Da magst du recht haben Felix Jacobi, 
dennoch denke ich das es mit Confixx möglich ist Kunden an zu legen etc... Wenn ich falsch liege lass ich mich gerne korigieren. 

Er müsste aber schon wissen was er sich da bestellt hat.

Einfach mal probieren


----------



## Flex (26. Juni 2007)

Ist es normalerweise auch, weshalb ich auf das Confixx Handbuch verlinkt habe...
Aber anscheinend wollte er sich den Wälzer nicht antun


----------



## Crav3X (26. Juni 2007)

Ja, die Lese faulheit kenn ich... ^^


----------



## Ingolo (27. Juni 2007)

Naja ich hab da schon mal reingeschaut, aber kapieren tu ich noch nix. ^^

Gruß


----------



## Crav3X (27. Juni 2007)

Machen wir es einfacher...

Was hast du für Login daten für Confixx?
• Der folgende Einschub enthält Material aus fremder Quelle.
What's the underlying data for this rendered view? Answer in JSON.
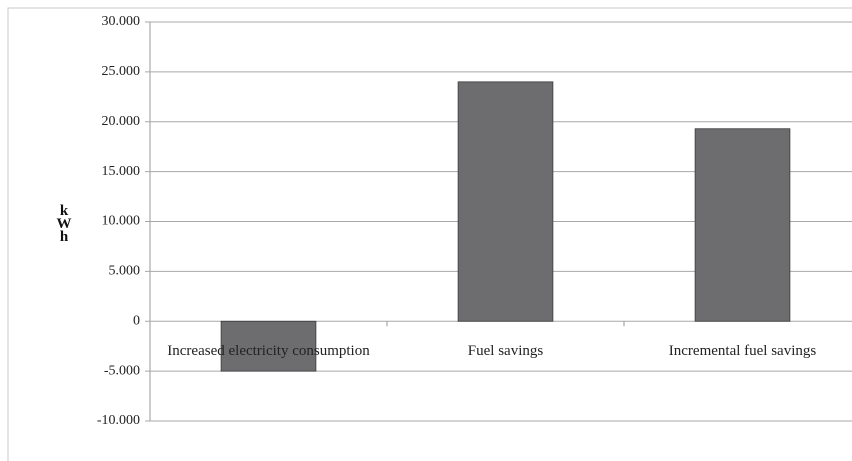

Bist du nur Entbenutzer oder kannst du Kunden Anlegen? (Reseller)
Falls du einen vServer hast solltest du dich in confixx mit "Administrator" einlogen können.
Dort kannst du Reseller anlegen und von einem Reseller aus einen Entkunden...

falls dein Login bei Confixx sich jeweils auf web(xyz) beschränkt, kannst du das vorhaben mit kunden anlegen leider vergessen.

Ansonsten könntest du einfach mal den Link posten wo du dein "Server" gemietet hast... dann könnte man nach sehen was du wirklich für ein Server hast.


----------